Gelet op het bepaalde in artikel 95 Waterschapswet en afdeling 10.1.1. van de Algemene wet bestuursrecht;

overwegende dat

  • één van de uitgangspunten van de organisatie is het zo laag mogelijk in de organisatie neerleggen van bevoegdheden en verantwoordelijkheden,

  • dat mandatering van bevoegdheden aan functionarissen van het waterschap een bijdrage kan leveren aan:

    • 1.

      een snelle dienstverlening door het verkorten van procedures;

    • 2.

      het verbeteren van de slagvaardigheid van de ambtelijke organisatie;

    • 3.

      een duidelijke vastlegging van verantwoordelijkheden;

voor de realisering van bovengenoemd uitgangspunt een mandaat- en volmachtregeling noodzakelijk is;

BESLUIT:

tot het vaststellen van de Primaire mandaat- en volmachtregeling waterschap Brabantse Delta 2020

Hoofdstuk I Algemeen

Artikel 1 Begripsomschijving

In dit besluit wordt verstaan onder:

  • a.

    besluit: een schriftelijke beslissing van een bestuursorgaan inhoudende een publiekrechtelijke rechtshandeling;

  • b.

    mandaat: de bevoegdheid om in naam van een bestuursorgaan besluiten te nemen;

  • c.

    mandaatgever: het bestuursorgaan dat de betreffende bevoegdheid heeft verleend;

  • d.

    gemandateerde: degene die de bevoegdheid namens het bestuursorgaan uitoefent;

  • e.

    ondermandaat: de gemandateerde verleent mandaat aan een functionaris;

  • f.

    volmacht: de bevoegdheid om in naam van het bestuursorgaan privaatrechtelijke rechtshandelingen te verrichten;

  • g.

    machtiging: de bevoegdheid om in naam van het bestuursorgaan feitelijke handelingen te verrichten, die noch een besluit, noch een privaatrechtelijke rechtshandeling zijn;

  • h.

    functionaris: de ambtenaar als bedoeld in artikel 1 van de Ambtenarenwet 2017.

Artikel 2 Beleidskader

Voor zover ten aanzien van de uitoefening van bevoegdheden als bedoeld in dit besluit door het algemeen bestuur en/of het dagelijks bestuur beleid is vastgesteld, wordt in het kader van de uitoefening van die bevoegdheden rekening gehouden met dat beleid.

Artikel 3 Reikwijdte mandaat en volmacht

Elk mandaat of volmacht voor het nemen van een besluit of het verrichten van een privaatrechtelijke rechtshandeling omvat ook alle daarmee samenhangende voorbereidende of uitvoerende

(rechts) handelingen.

Artikel 4 Bevoegdheden door machtiging

Elke functionaris is gemachtigd om feitelijke handelingen te verrichten die noch een besluit noch een privaatrechtelijke rechtshandeling zijn voor zover deze handelingen binnen de normale uitoefening van zijn/haar functie vallen.
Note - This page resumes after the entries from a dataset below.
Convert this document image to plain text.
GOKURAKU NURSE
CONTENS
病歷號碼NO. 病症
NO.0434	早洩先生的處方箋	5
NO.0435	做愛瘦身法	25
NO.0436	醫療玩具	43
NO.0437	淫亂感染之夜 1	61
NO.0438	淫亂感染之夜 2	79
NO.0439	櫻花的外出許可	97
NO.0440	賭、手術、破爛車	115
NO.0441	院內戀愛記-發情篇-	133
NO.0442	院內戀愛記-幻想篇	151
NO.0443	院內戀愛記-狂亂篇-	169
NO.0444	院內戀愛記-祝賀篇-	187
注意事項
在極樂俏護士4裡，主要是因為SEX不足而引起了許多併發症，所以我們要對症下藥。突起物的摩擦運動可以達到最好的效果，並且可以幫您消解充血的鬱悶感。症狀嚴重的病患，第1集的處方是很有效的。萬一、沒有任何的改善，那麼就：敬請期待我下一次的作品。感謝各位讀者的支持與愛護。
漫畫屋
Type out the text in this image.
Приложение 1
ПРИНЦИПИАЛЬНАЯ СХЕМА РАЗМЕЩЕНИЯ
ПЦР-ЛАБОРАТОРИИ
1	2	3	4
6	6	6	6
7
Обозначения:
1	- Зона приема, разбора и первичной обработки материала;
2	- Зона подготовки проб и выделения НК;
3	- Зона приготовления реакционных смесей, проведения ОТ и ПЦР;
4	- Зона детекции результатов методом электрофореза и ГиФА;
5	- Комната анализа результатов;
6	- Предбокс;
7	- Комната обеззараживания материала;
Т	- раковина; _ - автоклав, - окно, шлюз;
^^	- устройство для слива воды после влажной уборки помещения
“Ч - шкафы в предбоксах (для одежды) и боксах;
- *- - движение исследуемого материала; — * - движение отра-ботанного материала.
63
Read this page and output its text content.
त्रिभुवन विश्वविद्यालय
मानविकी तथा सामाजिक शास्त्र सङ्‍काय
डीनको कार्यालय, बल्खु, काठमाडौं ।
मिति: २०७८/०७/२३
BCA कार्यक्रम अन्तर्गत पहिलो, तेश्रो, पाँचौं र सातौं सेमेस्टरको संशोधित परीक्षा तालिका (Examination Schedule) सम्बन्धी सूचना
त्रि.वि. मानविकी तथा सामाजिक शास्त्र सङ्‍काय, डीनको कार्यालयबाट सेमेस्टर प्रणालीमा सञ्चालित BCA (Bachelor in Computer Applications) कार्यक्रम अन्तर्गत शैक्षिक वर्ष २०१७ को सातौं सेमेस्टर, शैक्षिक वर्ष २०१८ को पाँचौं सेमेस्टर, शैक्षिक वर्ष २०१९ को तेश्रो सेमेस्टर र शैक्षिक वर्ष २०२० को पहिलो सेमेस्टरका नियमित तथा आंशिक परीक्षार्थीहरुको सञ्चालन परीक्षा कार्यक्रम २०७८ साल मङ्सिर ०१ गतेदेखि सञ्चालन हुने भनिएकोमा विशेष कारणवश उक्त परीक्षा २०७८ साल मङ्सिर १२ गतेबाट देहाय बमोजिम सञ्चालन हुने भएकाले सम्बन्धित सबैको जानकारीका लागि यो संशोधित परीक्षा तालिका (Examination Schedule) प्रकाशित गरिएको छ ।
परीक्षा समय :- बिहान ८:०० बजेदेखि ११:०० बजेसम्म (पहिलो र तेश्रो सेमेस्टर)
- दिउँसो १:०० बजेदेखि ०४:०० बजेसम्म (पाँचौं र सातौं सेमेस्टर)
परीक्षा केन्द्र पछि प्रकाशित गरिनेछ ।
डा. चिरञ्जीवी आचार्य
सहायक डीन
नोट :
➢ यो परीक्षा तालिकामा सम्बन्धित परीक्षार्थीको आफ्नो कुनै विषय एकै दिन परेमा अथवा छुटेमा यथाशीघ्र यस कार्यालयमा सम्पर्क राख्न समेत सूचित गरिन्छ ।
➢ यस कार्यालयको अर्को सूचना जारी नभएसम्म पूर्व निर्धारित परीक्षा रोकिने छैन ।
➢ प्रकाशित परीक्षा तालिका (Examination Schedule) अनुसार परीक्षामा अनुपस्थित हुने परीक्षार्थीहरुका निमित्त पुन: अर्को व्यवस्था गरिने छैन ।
Artikel 5. Financiële kaders

Indien de uitoefening van het mandaat of volmacht financiële consequenties heeft, dient bij de uitoefening van deze bevoegdheden te worden gehandeld binnen de kaders die daartoe door het algemeen bestuur en het dagelijks bestuur zijn vastgesteld.

Artikel 6 Ondertekening

De ondertekening van de aan de dijkgraaf respectievelijk secretaris-directeur gemandateerde besluiten vindt als volgt plaats:

Artikel 7 Plaatsvervanging

  • 1.

    Daar waar aan functionarissen van het waterschap beneden het niveau van secretaris-directeur bevoegdheden op basis van mandaat of volmacht zijn toegekend, gelden daarvoor in het geval van afwezigheid of verhindering de volgende vervangingsregels, dit voor de duur van de afwezigheid of verhindering:

    • a.

      een programmadirecteur wordt vervangen door een andere programmadirecteur;

    • b.

      een manager wordt vervangen door een andere manager;

    • c.

      een teammanager wordt vervangen door een teammanager van hetzelfde proces, bij afwezigheid van een teammanager van hetzelfde proces wordt de teammanager vervangen door de manager van het betreffende proces;

    • d.

      een projectmanager wordt vervangen door een andere projectmanager binnen hetzelfde proces; onder projectmanager wordt in dit verband verstaan degene die in verband met een specifiek investerings-of exploitatieproject als zodanig is aangewezen;

    • e.

      plaatsvervanging kan eveneens plaatsvinden door de hiërarchisch hogere.

    • f.

      plaatsvervanging vindt ook plaats ten aanzien van de bevoegdheden op het gebied van exploitatie- en investeringsuitgaven.

Hoofdstuk II De dijkgraaf

Artikel 8 Algemeen

  • 1.

    De dijkgraaf is bevoegd om ten aanzien van de aan de dijkgraaf verleende bevoegdheden ondermandaat, volmacht en machtiging te verlenen.

  • 2.

    Bij afwezigheid of verhindering van de dijkgraaf treedt diens plaatsvervanger voor de duur van de afwezigheid of verhindering van de dijkgraaf in diens plaats.

  • 3.

    Bij twijfel of een aangelegenheid onder het mandaat valt dient de dijkgraaf de aangelegenheid voor te leggen aan het dagelijks bestuur.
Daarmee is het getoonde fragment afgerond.